Color for the blind
Does only sighted people understand color? It is often thought that people born blind can learn facts about color—for example, that bananas are yellow—but cannot understand them as well as those with sight.
Now new research by Judy Kim and colleagues at Johns Hopkins University published in PNAS shows that this is not the case. In fact, the researchers found that blind people have a rich understanding of color developed through language alone.
Some of the results of the team's experiments seemed to align with the idea that color perception is acquired through sight. For example, blind people were less inclined to associate color data; when asked to name a common color for a banana, only 50% of sighted people said "yellow" compared to all sighted people. This seems to suggest that, at least in some cases, directly seeing the color of an object is more informative than acquiring the fact through other sources.

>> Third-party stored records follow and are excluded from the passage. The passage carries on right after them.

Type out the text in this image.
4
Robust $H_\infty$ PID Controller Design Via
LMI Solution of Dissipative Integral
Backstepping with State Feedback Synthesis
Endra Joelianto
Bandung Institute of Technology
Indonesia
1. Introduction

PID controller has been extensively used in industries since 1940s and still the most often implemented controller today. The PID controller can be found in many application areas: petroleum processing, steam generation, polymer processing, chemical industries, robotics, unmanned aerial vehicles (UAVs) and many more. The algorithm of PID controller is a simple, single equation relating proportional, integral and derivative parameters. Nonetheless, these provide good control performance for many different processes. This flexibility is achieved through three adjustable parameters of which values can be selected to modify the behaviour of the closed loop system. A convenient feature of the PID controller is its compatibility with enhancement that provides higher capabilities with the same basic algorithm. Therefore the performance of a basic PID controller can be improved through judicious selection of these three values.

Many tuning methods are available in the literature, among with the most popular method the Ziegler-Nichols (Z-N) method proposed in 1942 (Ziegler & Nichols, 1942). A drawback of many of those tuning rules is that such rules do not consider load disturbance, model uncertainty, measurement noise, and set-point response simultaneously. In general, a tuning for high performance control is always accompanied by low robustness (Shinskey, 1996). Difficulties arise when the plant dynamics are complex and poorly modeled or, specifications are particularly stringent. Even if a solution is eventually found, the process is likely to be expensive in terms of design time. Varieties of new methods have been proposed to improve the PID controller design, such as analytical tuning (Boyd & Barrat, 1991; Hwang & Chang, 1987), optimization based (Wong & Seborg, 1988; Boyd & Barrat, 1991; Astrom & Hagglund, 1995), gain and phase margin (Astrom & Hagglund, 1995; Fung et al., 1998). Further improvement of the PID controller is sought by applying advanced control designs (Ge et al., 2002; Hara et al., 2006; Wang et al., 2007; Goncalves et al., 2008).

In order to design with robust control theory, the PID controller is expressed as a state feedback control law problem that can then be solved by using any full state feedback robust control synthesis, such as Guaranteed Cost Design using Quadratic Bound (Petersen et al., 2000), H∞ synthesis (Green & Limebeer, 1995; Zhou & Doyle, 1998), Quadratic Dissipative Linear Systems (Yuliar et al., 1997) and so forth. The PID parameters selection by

Overall, however, this study beautifully illustrates how people, both sighted and non-sighted, share a shared knowledge about color. Although the two groups differ in some areas, especially when it comes to associative knowledge about the color of objects, they are fundamentally similar in their understanding of the natural occurrence and application of colors. Blind people are able to understand in depth how colors work and make inferences about completely new objects based on their categorization. All in a way that closely resembles that of sighted people.
The authors believe that these data suggest that people who live in the same broader social culture, whether sighted or not, develop similar intuitive theories of color that can be applied to new situations. The source of this knowledge is almost certainly linguistic, and future research may determine at what age this color structuring develops in both sighted and nonsighted people.